Она украсила свою отдельную комнатку новогодними блёстками и гирляндами, приготовила свечи и шампанское. Аспирантка третьего года обучения оставила общежитие и сняла комнатку в частном доме со всеми удобствами. И вот оно, последнее счастливое тридцатое декабря. «Совершил посадку самолёт рейсом…. из Нижнего», – громыхнуло объявление по радио. Нина стояла у выхода с лётного поля. Вот он, её Сугробин, размахивая портфелем из жёлтой кожи, летит к ней впереди остальных пассажиров. «О, моё счастье!» – говорит Нина, обнимая его.
Сугробин, не видевший Нину более года, летел с двойным чувством. Он рассчитывал на худшее. Но он любил Нину и надеялся на лучшее.
– Как прелестно! – сказал Леонид. – Так ты всё ещё любишь меня. А я, грешным делом, задумываться начал. А теперь не думаю. Я прилетел на пять дней и никуда из твоего уголка не пойду. Сейчас идём по магазинам, покупаем еду, вино, отключаем звонок и закрываем двери. Идёт! И я уже начальник бригады и наполовину могу содержать тебя. И это отметим.
– Идёт, мой лейтенант!
– Это наша последняя встреча, мой лейтенант, – сказала Нина в ответ на слова Сугробина, что ему пора укладывать портфель.
– У меня появлялось такое чувство, – ответил Леонид.

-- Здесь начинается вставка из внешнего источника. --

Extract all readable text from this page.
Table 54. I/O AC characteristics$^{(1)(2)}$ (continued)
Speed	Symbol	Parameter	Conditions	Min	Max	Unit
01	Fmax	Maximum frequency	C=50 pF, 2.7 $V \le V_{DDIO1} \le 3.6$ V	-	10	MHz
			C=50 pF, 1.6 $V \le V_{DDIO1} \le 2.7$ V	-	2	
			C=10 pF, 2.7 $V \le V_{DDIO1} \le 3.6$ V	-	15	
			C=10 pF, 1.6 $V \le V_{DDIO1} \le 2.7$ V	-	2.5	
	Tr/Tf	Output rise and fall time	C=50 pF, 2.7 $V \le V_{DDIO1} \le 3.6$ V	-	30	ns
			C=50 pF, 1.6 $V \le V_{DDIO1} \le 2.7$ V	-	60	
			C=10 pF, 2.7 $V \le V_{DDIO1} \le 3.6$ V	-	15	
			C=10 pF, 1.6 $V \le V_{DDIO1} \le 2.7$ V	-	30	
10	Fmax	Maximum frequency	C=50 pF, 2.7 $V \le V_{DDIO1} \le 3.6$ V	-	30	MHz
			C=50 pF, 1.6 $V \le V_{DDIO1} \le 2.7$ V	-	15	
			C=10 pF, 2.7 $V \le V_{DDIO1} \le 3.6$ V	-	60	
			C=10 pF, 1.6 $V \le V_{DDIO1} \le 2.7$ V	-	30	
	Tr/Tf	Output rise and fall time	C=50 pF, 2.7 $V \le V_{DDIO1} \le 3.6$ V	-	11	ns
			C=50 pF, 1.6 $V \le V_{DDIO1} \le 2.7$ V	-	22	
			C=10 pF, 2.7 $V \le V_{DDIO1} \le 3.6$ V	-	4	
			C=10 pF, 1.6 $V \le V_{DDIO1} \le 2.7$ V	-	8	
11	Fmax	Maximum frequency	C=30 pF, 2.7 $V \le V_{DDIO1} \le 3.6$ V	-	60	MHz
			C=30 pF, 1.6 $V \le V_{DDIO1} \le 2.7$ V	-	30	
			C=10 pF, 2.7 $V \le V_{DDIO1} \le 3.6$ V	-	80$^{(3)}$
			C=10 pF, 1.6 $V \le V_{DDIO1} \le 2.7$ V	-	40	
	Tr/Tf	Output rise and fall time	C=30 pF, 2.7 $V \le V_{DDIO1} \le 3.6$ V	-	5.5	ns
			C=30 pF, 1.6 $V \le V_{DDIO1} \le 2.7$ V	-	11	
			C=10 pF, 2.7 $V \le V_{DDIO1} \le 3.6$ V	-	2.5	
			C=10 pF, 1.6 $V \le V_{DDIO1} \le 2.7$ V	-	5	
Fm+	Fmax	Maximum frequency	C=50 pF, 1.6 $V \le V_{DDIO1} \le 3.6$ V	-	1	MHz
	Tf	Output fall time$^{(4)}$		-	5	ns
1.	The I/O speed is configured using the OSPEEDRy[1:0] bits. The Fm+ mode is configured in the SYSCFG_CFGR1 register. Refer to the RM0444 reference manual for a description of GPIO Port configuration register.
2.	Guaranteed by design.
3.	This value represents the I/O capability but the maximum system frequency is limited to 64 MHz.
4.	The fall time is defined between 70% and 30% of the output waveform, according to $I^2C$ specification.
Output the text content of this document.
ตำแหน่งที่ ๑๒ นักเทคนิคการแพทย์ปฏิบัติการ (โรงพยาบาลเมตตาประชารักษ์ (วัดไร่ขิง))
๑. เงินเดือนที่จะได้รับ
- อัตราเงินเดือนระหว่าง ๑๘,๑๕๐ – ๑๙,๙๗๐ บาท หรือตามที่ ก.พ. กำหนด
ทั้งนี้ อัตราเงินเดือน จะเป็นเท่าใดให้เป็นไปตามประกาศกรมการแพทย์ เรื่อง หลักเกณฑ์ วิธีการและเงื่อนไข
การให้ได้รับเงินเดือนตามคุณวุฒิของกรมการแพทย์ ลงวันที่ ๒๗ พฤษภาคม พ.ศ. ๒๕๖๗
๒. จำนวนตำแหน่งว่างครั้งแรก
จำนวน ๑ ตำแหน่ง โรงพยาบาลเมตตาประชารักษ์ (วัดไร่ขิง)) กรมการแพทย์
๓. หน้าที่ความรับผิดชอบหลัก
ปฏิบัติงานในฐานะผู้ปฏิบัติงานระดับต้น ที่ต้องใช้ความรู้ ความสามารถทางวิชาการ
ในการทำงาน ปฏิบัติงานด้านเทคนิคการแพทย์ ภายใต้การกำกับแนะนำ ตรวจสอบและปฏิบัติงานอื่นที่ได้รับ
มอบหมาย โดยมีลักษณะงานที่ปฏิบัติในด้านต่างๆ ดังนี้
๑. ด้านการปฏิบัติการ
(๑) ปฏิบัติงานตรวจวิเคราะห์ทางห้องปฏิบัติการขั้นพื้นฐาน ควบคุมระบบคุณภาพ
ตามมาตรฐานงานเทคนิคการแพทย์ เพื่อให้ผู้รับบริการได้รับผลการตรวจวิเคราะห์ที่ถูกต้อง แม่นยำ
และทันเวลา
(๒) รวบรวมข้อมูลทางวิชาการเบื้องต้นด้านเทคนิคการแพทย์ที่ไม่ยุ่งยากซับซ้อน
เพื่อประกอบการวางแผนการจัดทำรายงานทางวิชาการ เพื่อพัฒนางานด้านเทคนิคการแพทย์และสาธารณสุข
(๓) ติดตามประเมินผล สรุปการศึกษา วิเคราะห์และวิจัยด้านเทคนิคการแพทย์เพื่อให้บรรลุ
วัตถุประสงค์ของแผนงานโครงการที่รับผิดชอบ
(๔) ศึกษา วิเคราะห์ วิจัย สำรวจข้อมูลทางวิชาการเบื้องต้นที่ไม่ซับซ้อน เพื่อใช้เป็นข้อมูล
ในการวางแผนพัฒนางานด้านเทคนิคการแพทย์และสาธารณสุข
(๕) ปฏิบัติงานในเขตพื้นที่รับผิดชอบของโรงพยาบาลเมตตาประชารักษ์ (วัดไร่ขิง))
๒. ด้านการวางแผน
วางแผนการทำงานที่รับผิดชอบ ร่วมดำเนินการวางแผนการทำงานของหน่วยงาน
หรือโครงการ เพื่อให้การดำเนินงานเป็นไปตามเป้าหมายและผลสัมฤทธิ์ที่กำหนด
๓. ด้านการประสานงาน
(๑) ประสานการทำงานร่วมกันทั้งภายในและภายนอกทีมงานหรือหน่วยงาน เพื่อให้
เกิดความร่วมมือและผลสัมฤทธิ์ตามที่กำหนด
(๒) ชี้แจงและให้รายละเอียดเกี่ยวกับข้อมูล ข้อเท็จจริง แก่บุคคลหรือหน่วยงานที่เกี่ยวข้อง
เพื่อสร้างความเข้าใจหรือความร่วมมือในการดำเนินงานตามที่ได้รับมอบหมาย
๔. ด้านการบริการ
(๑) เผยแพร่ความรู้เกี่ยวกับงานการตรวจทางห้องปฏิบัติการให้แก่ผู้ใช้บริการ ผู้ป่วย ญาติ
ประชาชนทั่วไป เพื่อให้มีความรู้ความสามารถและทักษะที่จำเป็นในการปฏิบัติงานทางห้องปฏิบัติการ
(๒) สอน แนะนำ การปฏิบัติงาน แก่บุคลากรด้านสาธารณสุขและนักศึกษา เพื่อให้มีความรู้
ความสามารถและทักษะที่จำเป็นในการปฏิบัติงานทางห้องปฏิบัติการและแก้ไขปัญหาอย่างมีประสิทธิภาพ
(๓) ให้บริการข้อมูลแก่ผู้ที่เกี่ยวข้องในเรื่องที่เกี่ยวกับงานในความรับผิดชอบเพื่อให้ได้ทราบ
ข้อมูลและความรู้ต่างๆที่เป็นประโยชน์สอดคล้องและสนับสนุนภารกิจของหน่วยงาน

– Я люблю тебя, и не хотела, чтобы наша любовь оборвалась недоговорками и непонятными обидами. О, господи! Какая я была счастливая, когда ты был лейтенантом, а я девчонкой на распутье, – слёзы брызнули из её глаз. Сугробин наклонился и прижал девушку к себе. – А сейчас мне двадцать семь и я совсем, совсем никто. Даже с университетским дипломом на право преподавания истории в школе. И такие трудности с защитой диссертации у историков. У нас с тобой не хватило решительности бросить всё старое и начать всё заново в далёких краях. А сейчас я решилась расстаться с тобой ради успеха. Ещё неизвестного успеха.
– Даже если я единственный и неповторимый.
– Да. Ты единственный, ты талантливый, ты неповторимый. Я понимаю, что ты не пошёл обивать пороги редакций и не стал полубродягой среди таких же ещё не признанных будущих знаменитостей из-за меня. Ты вернулся в инженеры. Но здесь мне ждать твоих успехов нет времени. Пусть твоё сегодняшнее положение и соответствует положению среднего человека в нашей стране, я нуждаюсь в большем успехе. Я тебе говорю это, глядя в твои глаза, не скрываясь.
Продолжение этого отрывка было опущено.